Tradition says it is made of (imported) fire and brimstone.

If I remember rightly no public drinking saloons were allowed in the kingdom by Brigham Young, and no private drinking permitted among the faithful, except they confined themselves to "valley tan." Next day we strolled about everywhere through the broad, straight, level streets, and enjoyed the pleasant strangeness of a city of fifteen thousand inhabitants with no loafers perceptible in it; and no visible drunkards or noisy people; a limpid stream rippling and dancing through every street in place of a filthy gutter; block after block of trim dwellings, built of "frame" and sunburned brick--a great thriving orchard and garden behind every one of them, apparently--branches from the street stream winding and sparkling among the garden beds and fruit trees--and a grand general air of neatness, repair, thrift and comfort, around and about and over the whole.
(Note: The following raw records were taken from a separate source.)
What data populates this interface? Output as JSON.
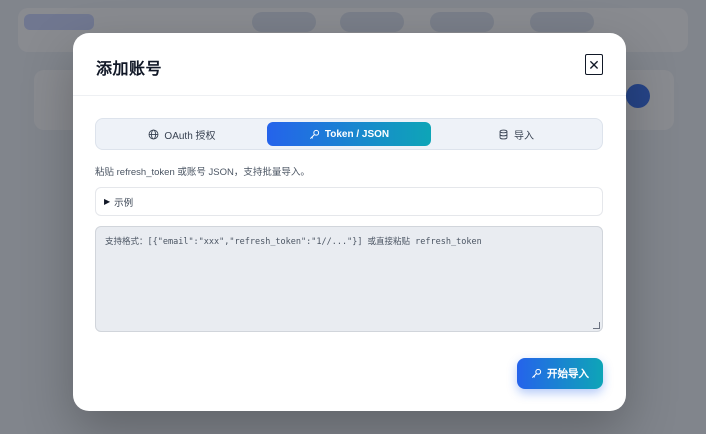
{
  "modal": {
    "title": "添加账号",
    "close_label": "✕"
  },
  "tabs": [
    {
      "label": "OAuth 授权",
      "icon": "globe-icon",
      "active": false
    },
    {
      "label": "Token / JSON",
      "icon": "key-icon",
      "active": true
    },
    {
      "label": "导入",
      "icon": "database-icon",
      "active": false
    }
  ],
  "hint": "粘贴 refresh_token 或账号 JSON，支持批量导入。",
  "example": {
    "marker": "▶",
    "label": "示例"
  },
  "textarea": {
    "placeholder": "支持格式：[{\"email\":\"xxx\",\"refresh_token\":\"1//...\"}] 或直接粘贴 refresh_token",
    "value": ""
  },
  "submit": {
    "label": "开始导入",
    "icon": "key-icon"
  },
  "colors": {
    "accent_start": "#2563eb",
    "accent_end": "#0ea5b7"
  }
}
And everywhere were workshops, factories, and all manner of industries; and intent faces and busy hands were to be seen wherever one looked; and in one's ears was the ceaseless clink of hammers, the buzz of trade and the contented hum of drums and fly-wheels.
The armorial crest of my own State consisted of two dissolute bears holding up the head of a dead and gone cask between them and making the pertinent remark, "UNITED, WE STAND--( hic!)--DIVIDED, WE FALL." It was always too figurative for the author of this book.

But the Mormon crest was easy.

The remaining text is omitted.